Facing tea prices that jumped 29 percent last Tuesday and similar commodity price increases like coffee, gas or sugar, smaller Niche beverage companies and startups say they need to be quick on their feet to maintain high profit margins.
Steven Prato, founder of Joe Tea, says that small businesses like his are generally able to cope, but it can mean that profits aren’t quite as high as usual.
“They can certainly squeeze profits,” he said. “Small companies don’t have the economies of scale that big businesses do.”
For Joe Tea, which is stocked in New York area Whole Foods and other specialty stores, price fluctuation isn’t a big deal. Because customers are generally more affluent and concerned with buying organic products, they would probably pay a few cents more, according to Prato.
“Selling to someone with money is easier,” he said. “You’re not building a business based on undercutting everyone else.”
Running a small business means adjusting to constantly changing variables, and making decisions that anticipate future changes in commodities.
“We would hope that the decision we made holds us for the balance of the year,” says Prato.
The most important commodity changes, he added, don’t come from the tea, sugar or other ingredients that go into the beverage: it’s the container.
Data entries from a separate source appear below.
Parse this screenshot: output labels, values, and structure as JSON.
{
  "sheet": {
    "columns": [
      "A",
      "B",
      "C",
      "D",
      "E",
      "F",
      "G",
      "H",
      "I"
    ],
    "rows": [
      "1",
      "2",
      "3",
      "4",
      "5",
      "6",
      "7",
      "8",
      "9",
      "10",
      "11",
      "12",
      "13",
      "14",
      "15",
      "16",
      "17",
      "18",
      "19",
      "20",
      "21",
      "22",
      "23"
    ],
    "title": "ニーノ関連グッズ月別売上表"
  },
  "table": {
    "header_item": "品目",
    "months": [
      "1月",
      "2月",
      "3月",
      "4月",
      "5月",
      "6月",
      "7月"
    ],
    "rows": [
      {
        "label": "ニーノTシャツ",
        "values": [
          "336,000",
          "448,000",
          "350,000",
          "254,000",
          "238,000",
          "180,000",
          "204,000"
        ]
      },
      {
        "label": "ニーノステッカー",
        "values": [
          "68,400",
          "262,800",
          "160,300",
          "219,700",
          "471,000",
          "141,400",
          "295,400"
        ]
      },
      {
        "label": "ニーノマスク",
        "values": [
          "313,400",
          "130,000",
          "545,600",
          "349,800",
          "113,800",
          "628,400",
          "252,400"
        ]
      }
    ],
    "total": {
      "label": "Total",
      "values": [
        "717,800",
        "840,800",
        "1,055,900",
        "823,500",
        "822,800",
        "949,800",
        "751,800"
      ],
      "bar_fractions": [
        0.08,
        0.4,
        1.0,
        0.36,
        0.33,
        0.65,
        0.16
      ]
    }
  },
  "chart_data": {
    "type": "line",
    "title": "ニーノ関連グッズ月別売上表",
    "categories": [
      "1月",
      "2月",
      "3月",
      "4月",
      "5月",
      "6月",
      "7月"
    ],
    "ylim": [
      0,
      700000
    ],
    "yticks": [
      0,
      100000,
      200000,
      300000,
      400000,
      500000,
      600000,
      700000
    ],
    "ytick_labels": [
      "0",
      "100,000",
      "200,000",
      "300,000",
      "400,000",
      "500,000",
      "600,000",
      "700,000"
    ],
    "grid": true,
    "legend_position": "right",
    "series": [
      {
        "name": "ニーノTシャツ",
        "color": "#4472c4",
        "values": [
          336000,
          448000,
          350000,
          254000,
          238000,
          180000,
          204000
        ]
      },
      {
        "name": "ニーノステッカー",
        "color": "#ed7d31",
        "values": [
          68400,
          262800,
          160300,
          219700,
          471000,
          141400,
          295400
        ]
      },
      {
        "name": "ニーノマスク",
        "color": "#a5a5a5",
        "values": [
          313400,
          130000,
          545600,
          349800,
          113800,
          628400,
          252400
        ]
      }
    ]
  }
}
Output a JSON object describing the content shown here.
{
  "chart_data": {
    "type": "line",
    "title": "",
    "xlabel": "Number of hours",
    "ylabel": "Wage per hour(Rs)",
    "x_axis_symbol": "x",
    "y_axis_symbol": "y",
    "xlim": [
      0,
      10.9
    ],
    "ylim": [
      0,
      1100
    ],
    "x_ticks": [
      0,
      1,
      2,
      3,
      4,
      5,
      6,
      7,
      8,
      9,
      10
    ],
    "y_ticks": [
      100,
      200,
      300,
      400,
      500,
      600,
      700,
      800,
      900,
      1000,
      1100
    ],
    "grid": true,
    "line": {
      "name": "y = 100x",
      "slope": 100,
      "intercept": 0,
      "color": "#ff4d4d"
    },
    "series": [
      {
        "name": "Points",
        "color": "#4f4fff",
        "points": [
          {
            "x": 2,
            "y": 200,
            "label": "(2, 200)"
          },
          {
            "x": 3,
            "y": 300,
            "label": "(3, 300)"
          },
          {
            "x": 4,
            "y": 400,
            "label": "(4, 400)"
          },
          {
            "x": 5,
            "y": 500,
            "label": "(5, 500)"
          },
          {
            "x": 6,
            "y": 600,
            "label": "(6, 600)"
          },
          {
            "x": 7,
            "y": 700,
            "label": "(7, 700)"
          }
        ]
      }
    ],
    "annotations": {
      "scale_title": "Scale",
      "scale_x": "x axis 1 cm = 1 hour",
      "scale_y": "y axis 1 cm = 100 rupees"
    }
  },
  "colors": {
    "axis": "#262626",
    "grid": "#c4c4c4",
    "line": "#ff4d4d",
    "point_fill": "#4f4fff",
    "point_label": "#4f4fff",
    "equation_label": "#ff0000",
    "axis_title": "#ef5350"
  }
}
“In everyone’s beverage, 99 percent of it is water,” he said. “But packaging costs can be very dramatic.”
Joe Tea packages mostly in glass bottles, and Prato says that staying flexible is important, which is why they’ve dabbled in plastic packaging as well, though changing oil prices affect PET bottles too.
“We’ve played with it over the last few years,” he said. “If we had to move completely into plastic, we could.”
But commodities, Prato pointed out, are universal, and so are many of the pricing adjustments that are associated with it.
“If sugar is going up, it’s not just going up for me, it’s going up for Coke, it’s going up for Pepsi,” he said.
Arthur Ebeling, CEO of Warrior Energy Inc., works with the same set of variables, but has a different strategy to compete in the energy drink category. Warrior Energy produces a tea-based energy beverage, and despite traditionally high margins in the energy sector, commodity pricing still affects them.
“It’s hard on us,” Ebeling said. “The good thing about tea is that it’s not as variable as coffee.”
Due partly to the increase of tea sales and partly because of stockpiled tea, Ebeling said they haven’t felt a sting from increasing tea prices as of yet.
“We have a lot in inventory,” he said. “One good thing about tea is that it keeps.”
Warrior Energy also works directly with farmers to ensure lower prices and greater quality because there are so many things that can affect the price and taste of tea, according to Ebeling.
Like Joe Tea, Warrior Energy will be affected most when it comes to future plans for distribution. Ebeling said he would be less likely to pay new product slotting costs associated with supermarkets if their profits were down.
But he said another way to keep costs from overburdening his company is streamlining internally. Ebeling does this as a way of avoiding an increase in the price of his product so he can remain competitive to brands like Red Bull.
“We want to stay competitive — if there is any price adjustment, the cost will probably be born by the distributors.” he said. “You want to galvanize people and you want people to try it.”